Philippe Rochot _ Liban : au commencement était la guerre : il y a 50 ans

Philippe Rochot _ Liban : au commencement était la guerre : il y a 50 ans

Grand reporter à France2 durant une quarantaine d’années, Philippe ROCHOT a couvert une bonne partie des événements majeurs de notre histoire contemporaine : les conflits du Proche-Orient, la révolution iranienne, la guerre d’Afghanistan, l’Afrique en mouvement, de la Somalie au Rwanda, mais aussi la chute du mur de Berlin et la montée en puissance de la Chine où il a été correspondant durant six ans. Sa passion première est pourtant restée la photographie, son « carnet de notes » comme il dit, qui lui permet « d’éterniser l’instant. » Il s’est toujours efforcé de faire ses images personnelles en marge des événements vécus.

Ancien otage à Beyrouth en 1986, il est lauréat du Prix Albert Londres pour l’ensemble de ses reportages sur la guerre du Liban. Il est aussi l’auteur de « Vivre avec les Chinois », « Dans l’islam des révoltes » et d’un livre de photographies : « Reportages pour mémoire ».

Ses photos des premières années du conflit libanais qui éclata en 1975 nous rappellent ce que fut la nature de cette guerre dont on mesure aujourd’hui encore les conséquences désastreuses.

La guerre de Gaza déclenchée en octobre 2023, a ravivé les plaies des conflits du Proche-Orient à commencer par celui du Liban.
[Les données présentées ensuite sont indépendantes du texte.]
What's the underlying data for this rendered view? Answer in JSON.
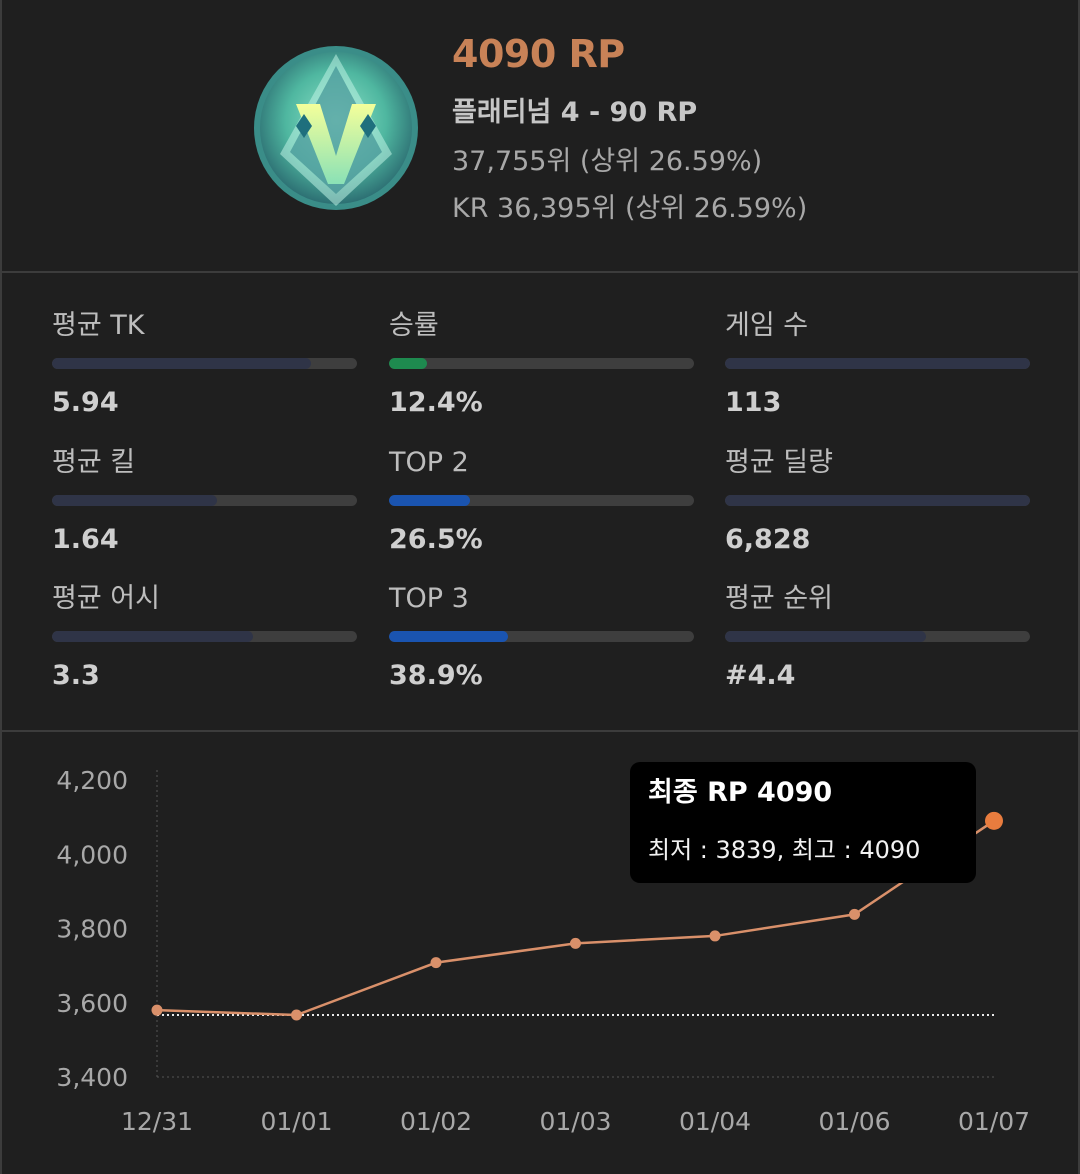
{
  "header": {
    "rp": "4090 RP",
    "tier": "플래티넘 4 - 90 RP",
    "rank": "37,755위 (상위 26.59%)",
    "kr_rank": "KR 36,395위 (상위 26.59%)",
    "emblem_icon": "platinum-tier-emblem",
    "accent_color": "#c88257"
  },
  "stats": [
    {
      "label": "평균 TK",
      "value": "5.94",
      "fill": 0.85,
      "color": "#2f3447"
    },
    {
      "label": "승률",
      "value": "12.4%",
      "fill": 0.124,
      "color": "#1e8a4f"
    },
    {
      "label": "게임 수",
      "value": "113",
      "fill": 1.0,
      "color": "#2f3447"
    },
    {
      "label": "평균 킬",
      "value": "1.64",
      "fill": 0.54,
      "color": "#2f3447"
    },
    {
      "label": "TOP 2",
      "value": "26.5%",
      "fill": 0.265,
      "color": "#1a54b0"
    },
    {
      "label": "평균 딜량",
      "value": "6,828",
      "fill": 1.0,
      "color": "#2f3447"
    },
    {
      "label": "평균 어시",
      "value": "3.3",
      "fill": 0.66,
      "color": "#2f3447"
    },
    {
      "label": "TOP 3",
      "value": "38.9%",
      "fill": 0.389,
      "color": "#1a54b0"
    },
    {
      "label": "평균 순위",
      "value": "#4.4",
      "fill": 0.66,
      "color": "#2f3447"
    }
  ],
  "tooltip": {
    "title": "최종 RP 4090",
    "detail": "최저 : 3839, 최고 : 4090"
  },
  "chart_data": {
    "type": "line",
    "x": [
      "12/31",
      "01/01",
      "01/02",
      "01/03",
      "01/04",
      "01/06",
      "01/07"
    ],
    "series": [
      {
        "values": [
          3580,
          3567,
          3708,
          3760,
          3780,
          3838,
          4090
        ]
      }
    ],
    "yticks": [
      "4,200",
      "4,000",
      "3,800",
      "3,600",
      "3,400"
    ],
    "ylim": [
      3400,
      4200
    ],
    "baseline": 3567,
    "line_color": "#d9906a",
    "last_point_color": "#e87c3e",
    "grid": false
  }
}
Il y a cinquante ans, à Beyrouth, éclatait la guerre civile qui déchira le pays du cèdre durant plus de dix ans, de 1975 à 1989. Elle marqua à jamais cette terre que l’on disait « de lait et de miel ».

Liban © Philippe Rochot

Philippe Rochot a vécu cette période en tant que reporter pour France Inter et Antenne 2. Il a lui-même été otage à Beyrouth durant quatre mois avec son équipe de reportage en 1986. Il a voulu garder en mémoire par la photographie, ces scènes qui ont marqué les sources du conflit : chrétiens et musulmans mobilisés, jeunes Palestiniens en arme, quartiers dévastés, intervention d’une armée syrienne qui alimenta le conflit pour ensuite se présenter en force de paix.

Durant ce conflit, l’appartenance religieuse condamnait d’avance hommes et femmes qui se présentaient aux multiples barrages tenus la plupart du temps par de très jeunes miliciens. La religion était en effet marquée sur la carte d’identité. Il était convenu que les musulmans soutenaient les Palestiniens tandis que les chrétiens voulaient chasser du pays les quelque 400 000 réfugiés des guerres israélo-arabes qui s’étaient installés au Liban. On parla de 200 000 morts dans la série de massacres qui frappa le pays dans ses enclaves, ses villages ou ses camps de réfugiés. La loi d’amnistie de 1991 qui fit suite aux accords de paix de Taëf, ne permit pas d’aller plus loin dans la recherche des responsables et des criminels.

Ces premières années de guerre hantent encore toute une génération de Libanais qui n’osent guère les évoquer.